Mob-linked union aide faces huge bond
By James Hill and John O'Brien
TRIBUNE STAFF WRITERS
Web-posted: Thursday, July 3, 1997
11:17 pm CST
Laborers union official and reputed
mobster James DiForti was being held in Cook County Jail on a
$1 million bond Thursday after Chicago police and FBI agents arrested
him in what they said was the solution of a nine-year-old mysterious
homicide.
DiForti, 52, of 1113 Boeger Ct., Westchester,
is alleged to have killed William Benham, the owner of B&S
Pallet Co., in February 1988, after Benham refused to repay a
$100,000 juice loan. Benham had also threatened to tell federal
agents about DiForti's alleged mob ties and loan-sharking
activities, said Assistant State's Atty. Bill Dorner.
With little evidence, except a blood
trail leading from Benham's office in the 500 block of Root Street,
the case became known as ``The Pallet Man Murder Investigation''
to those trying to solve it.
Their efforts went unrewarded until
an FBI informant implicated DiForti during an unrelated investigation
in 1995.
``Nothing had tied the murder to anyone
until that time,'' Dorner said. ``During the investigation, the
informant tells the FBI about the Benham murder and tells them
DiForti's name and details of the murder.''
The FBI promptly relayed the information
to Chicago police, and the two agencies began a joint investigation,
Dorner said. They soon used a grand jury subpoena to obtain a
blood sample from DiForti, secretary/treasurer for the International
Laborers Union Local 5, based in Chicago Heights.
Although DNA testing of the blood
at the crime scene was soon linked to DiForti, it was not until
Wednesday that police and FBI officials arrested him, Dorner said.
DiForti was seized without incident as he left his home with $6,000
in his pockets, Dorner said.
Investigators said they suspect scars
over his right eyebrow and on his right side were the result of
bullet wounds suffered during a shootout with Benham.
``DiForti was handling juice loans
on the street back then,'' Dorner said. ``Apparently, (Benham)
knew DiForti from the racetrack circuit. He borrowed the money
from DiForti and then didn't pay it back.''
According to the prosecutor, when
DiForti went to Benham's office to demand the money, ``DiForti
said that Benham told him that he wasn't going to pay and then
threatened to go to the feds.''
When the quarrel turned violent, Dorner
said, Benham was shot six times. His body being found later on
the floor behind his desk. Because of the trail of blood leading
from the office and the discovery of a small caliber gun next
to his body, investigators suspected that his assailant had not
escaped unscathed.
Although street rumors that DiForti
had been tied to the 1988 shooting first began to surface last
summer, authorities apparently delayed charging him until now
because of a separate federal probe of the laborers union.
Within the last 10 days, International
Laborers Union leaders in Washington targeted DiForti and about
a dozen other Chicago area officials for ouster from their posts.
The corruption fighters recently filed
a petition seeking to place the entire Chicago District Council of the union in receivership,
because of allegations that it was nothing more than a mob piggybank
and front.
The district council's health and
welfare pension fund alone totals some $900 million.
A hearing on that petition by an independent
union judge is set to begin later this month.

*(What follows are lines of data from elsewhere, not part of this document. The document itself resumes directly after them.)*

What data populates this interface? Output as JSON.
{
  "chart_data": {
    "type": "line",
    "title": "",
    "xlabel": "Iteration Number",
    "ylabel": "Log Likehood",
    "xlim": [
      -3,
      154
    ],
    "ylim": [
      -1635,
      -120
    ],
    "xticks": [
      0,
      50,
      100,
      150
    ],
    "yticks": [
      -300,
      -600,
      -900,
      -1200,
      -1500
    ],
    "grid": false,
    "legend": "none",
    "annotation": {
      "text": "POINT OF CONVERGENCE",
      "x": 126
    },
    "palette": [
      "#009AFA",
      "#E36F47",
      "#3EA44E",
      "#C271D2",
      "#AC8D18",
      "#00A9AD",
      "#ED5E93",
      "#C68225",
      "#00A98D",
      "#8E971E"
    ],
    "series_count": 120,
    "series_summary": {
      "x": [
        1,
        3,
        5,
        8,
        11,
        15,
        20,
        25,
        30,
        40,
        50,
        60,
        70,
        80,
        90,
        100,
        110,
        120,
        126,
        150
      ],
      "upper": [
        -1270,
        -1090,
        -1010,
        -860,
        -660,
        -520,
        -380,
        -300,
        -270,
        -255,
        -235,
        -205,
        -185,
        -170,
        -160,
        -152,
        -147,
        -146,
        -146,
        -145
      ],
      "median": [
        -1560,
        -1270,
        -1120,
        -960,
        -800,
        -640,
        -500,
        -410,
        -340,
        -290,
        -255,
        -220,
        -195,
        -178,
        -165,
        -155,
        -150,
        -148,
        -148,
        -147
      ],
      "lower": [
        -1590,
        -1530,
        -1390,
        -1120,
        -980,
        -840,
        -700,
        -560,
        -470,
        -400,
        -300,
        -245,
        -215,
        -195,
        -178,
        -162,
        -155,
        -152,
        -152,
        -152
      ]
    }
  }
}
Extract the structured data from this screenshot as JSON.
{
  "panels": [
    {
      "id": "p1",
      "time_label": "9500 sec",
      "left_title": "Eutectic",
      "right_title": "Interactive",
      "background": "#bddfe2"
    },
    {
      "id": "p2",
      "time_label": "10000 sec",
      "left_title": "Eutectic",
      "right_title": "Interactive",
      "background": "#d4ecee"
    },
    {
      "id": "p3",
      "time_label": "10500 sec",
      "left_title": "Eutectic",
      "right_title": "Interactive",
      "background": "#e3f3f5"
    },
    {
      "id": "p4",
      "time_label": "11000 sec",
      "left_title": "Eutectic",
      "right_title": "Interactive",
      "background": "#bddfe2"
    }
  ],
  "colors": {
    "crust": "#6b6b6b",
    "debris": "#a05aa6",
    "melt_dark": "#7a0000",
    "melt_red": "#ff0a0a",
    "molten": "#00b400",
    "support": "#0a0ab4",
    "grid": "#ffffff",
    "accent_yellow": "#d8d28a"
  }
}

The move to purge mob influence from
its ranks stems from a 1995 agreement between the union leadership
and federal prosecutors. The agreement gave the union three years
to oust unsavory characters from positions of control or face
government intervention to get the job done.
DiForti, who has no previous record
of arrests, despite his alleged mob ties, popped up as secretary/treasurer of Local 5 after
working for another laborers local that was being investigated
for mob ties. Union documents on file with the U.S. Labor Department
identified DiForti as currently being the No. 2 man in Local 5,
receiving an annual salary of about $90,000.
``It's pretty well known among law enforcement that that is a mob-controlled union,'' one investigator said.